И мы опрокидываем по первой.
Обязательно заглянет начальство. Надо срочно решать какой-то вопрос. Галина Васильевна уже на своём посту, дымит, правит, чиркает – вся в работе. И мы со Стефановичем тоже при деле – склонились над рукописью. Идиллия. Начальство поведёт носом, но не усмотрит криминала – портрет отлично прикрывал нас – и удалится восвояси…
С годами, отяжелев, потянулся я к крупной форме. Но так или иначе, возвращаюсь к началу, то есть к «Лит.России»… Как-то КГБ наградил премией за роман «Андропов и другие». Сидим в ЦДЛ с генералом, отмечаем. И вдруг он вспомнил мой давнишний рассказ, напечатанный в «Лит.России», «Длинная рука КГБ»:
– Ты прав, старик, тогда всё так и было…
Годы идут, стареем. Случайно оказавшись на Цветном, решил заглянуть. И не узнал. Так всё здесь переменилось. С трудом газету отыскал. Редакцию вытеснили из шестиэтажного домища в какую-то пристройку. Ну и ну, подумал. Люди, конечно, незнакомые. Понятно – столько лет прошло.

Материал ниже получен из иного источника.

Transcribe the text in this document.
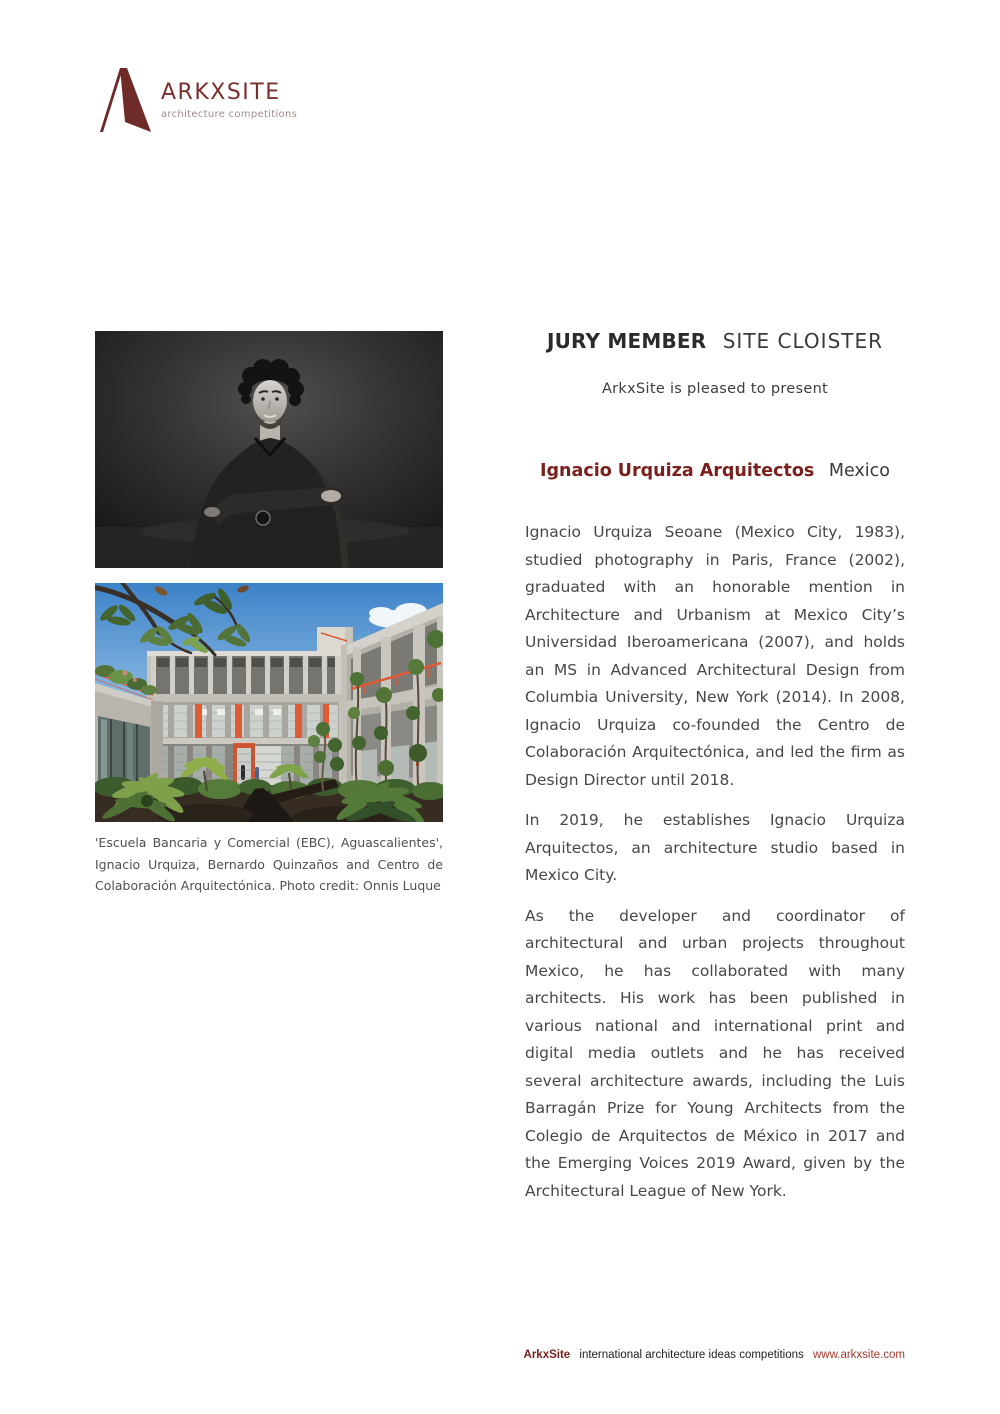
ARKXSITE
architecture competitions

'Escuela Bancaria y Comercial (EBC), Aguascalientes', Ignacio Urquiza, Bernardo Quinzaños and Centro de Colaboración Arquitectónica. Photo credit: Onnis Luque

JURY MEMBER SITE CLOISTER

ArkxSite is pleased to present

Ignacio Urquiza Arquitectos Mexico

Ignacio Urquiza Seoane (Mexico City, 1983), studied photography in Paris, France (2002), graduated with an honorable mention in Architecture and Urbanism at Mexico City’s Universidad Iberoamericana (2007), and holds an MS in Advanced Architectural Design from Columbia University, New York (2014). In 2008, Ignacio Urquiza co-founded the Centro de Colaboración Arquitectónica, and led the firm as Design Director until 2018.

In 2019, he establishes Ignacio Urquiza Arquitectos, an architecture studio based in Mexico City.

As the developer and coordinator of architectural and urban projects throughout Mexico, he has collaborated with many architects. His work has been published in various national and international print and digital media outlets and he has received several architecture awards, including the Luis Barragán Prize for Young Architects from the Colegio de Arquitectos de México in 2017 and the Emerging Voices 2019 Award, given by the Architectural League of New York.

ArkxSite international architecture ideas competitions www.arkxsite.com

Дробот? Ушла. Слепнет всё больше.
Павловский? Его не стало весной.
Стефанович? Он умер больше десяти лет назад.
Тут из комнаты напротив вышел коренастый, энергичный человек, спросил:
– А вы кто?
– Я – Тёшкин… когда-то печатался здесь. Давно.
– А! Юрий!
Вот те на! Помнят ещё. Ну и ну!
– А вы?
– А я главный редактор – Огрызко Вячеслав. Отмечаем пятидесятилетие газеты.
– Ну, надо же! Уже пятьдесят лет.
– Напишете что-нибудь, может?
И повеяло той, полузабытой, искренностью, которой всегда отличалась «Литературная Россия». И как это здорово – в наш-то продажный век.